Bruxelles sort enfin de 613 jours de blocage : un accord de gouvernement scelle la “fumée blanche
Après 613 jours d’impasse politique, la Région de Bruxelles-Capitale tient enfin un accord de gouvernement. L’annonce, symbolisée par la traditionnelle “fumée blanche”, met fin à l’une des plus longues crises institutionnelles de l’histoire régionale. Près de vingt mois après les élections de juin 2024, les partis sont parvenus à s’entendre sur une coalition appelée à diriger la capitale belge jusqu’en 2029.
Durant toute cette période, Bruxelles a fonctionné en affaires courantes, avec des budgets provisoires limitant la capacité d’action politique. Si les services publics ont continué à fonctionner, l’absence d’un exécutif de plein exercice a freiné les grandes décisions, notamment en matière de finances, de mobilité et de logement. Cette situation préoccupait autant les milieux économiques que les partenaires institutionnels, dans une ville qui concentre les institutions européennes et de nombreux sièges d’entreprises internationales.
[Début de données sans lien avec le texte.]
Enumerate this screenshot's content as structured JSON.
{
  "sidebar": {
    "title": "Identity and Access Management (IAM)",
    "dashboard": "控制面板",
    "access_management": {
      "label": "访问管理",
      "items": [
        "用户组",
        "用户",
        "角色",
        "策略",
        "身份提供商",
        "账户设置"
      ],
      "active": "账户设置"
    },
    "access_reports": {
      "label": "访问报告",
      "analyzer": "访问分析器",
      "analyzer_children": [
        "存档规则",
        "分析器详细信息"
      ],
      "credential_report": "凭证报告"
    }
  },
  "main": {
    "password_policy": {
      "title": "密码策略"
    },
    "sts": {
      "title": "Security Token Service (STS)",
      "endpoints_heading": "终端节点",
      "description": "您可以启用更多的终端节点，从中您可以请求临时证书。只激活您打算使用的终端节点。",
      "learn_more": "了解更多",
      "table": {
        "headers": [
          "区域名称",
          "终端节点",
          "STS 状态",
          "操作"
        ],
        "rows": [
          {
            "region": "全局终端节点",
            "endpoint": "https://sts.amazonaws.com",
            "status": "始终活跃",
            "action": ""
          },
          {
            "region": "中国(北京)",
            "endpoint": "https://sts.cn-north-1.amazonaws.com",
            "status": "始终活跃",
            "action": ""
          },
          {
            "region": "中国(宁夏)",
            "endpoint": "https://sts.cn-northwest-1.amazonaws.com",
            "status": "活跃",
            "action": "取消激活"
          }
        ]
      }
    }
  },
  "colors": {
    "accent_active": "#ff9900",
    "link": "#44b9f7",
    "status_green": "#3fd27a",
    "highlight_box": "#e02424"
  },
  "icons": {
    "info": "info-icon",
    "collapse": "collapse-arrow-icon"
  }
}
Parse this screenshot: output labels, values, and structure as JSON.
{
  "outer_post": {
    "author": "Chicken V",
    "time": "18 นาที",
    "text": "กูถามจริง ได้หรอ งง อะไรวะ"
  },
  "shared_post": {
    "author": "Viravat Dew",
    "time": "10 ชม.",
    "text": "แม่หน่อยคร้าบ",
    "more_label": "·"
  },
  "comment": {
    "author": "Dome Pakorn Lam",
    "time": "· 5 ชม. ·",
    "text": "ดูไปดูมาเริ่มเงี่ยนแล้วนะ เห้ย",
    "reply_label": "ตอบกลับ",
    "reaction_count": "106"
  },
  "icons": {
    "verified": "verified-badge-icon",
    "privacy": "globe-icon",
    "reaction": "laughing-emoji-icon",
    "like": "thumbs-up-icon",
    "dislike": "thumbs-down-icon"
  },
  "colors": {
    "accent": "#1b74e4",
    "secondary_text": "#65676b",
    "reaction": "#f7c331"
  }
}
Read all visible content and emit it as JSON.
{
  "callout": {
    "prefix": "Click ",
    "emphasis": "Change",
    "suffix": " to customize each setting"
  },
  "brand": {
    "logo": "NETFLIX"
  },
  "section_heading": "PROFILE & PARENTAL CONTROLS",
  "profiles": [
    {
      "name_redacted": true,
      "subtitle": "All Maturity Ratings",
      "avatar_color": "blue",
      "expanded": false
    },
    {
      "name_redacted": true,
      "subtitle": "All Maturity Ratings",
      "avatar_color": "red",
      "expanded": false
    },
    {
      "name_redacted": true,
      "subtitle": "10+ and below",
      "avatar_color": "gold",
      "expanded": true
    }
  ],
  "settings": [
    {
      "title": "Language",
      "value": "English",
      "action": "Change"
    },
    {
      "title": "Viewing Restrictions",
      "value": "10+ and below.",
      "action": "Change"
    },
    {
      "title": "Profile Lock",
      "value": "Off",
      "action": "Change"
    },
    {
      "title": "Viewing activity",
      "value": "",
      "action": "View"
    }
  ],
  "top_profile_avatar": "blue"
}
L’accord conclu rassemble sept partis issus des deux groupes linguistiques. Côté francophone, le Mouvement Réformateur (MR), le Parti Socialiste (PS) et Les Engagés composent la base politique de la majorité. Côté néerlandophone, Groen, Vooruit, le CD&V et Open Vld rejoignent la coalition. Cette alliance hétéroclite garantit la double majorité requise au Parlement bruxellois, condition indispensable pour gouverner dans une Région marquée par son équilibre institutionnel délicat.
Au cœur du compromis figure la question budgétaire. La nouvelle majorité s’engage à rétablir l’équilibre des finances régionales d’ici 2029. Le déficit accumulé ces dernières années pèse lourdement sur les comptes publics et limite les marges de manœuvre. Les négociateurs évoquent un effort substantiel, combinant économies structurelles et ajustements fiscaux. L’objectif affiché est de restaurer la crédibilité financière de Bruxelles tout en préservant les investissements essentiels.
La mobilité constitue un autre axe majeur de l’accord. Le plan Good Move, qui avait suscité de vives tensions dans plusieurs communes, sera révisé. Les partenaires promettent une approche plus concertée, adaptée aux réalités locales et attentive aux préoccupations des habitants et des commerçants. La circulation, la sécurité routière et l’accessibilité des quartiers devront être repensées dans un esprit de compromis, afin d’apaiser un débat devenu hautement sensible.
Sur le plan fiscal, la coalition prévoit notamment de renforcer la prime “Be Home”, destinée à alléger le précompte immobilier pour les propriétaires occupant leur logement. Cette mesure vise à soutenir la classe moyenne bruxelloise, confrontée à une pression fiscale importante. Le logement, secteur sous tension dans la capitale, fera également l’objet d’initiatives spécifiques, avec la volonté d’encourager la rénovation et d’améliorer l’offre accessible.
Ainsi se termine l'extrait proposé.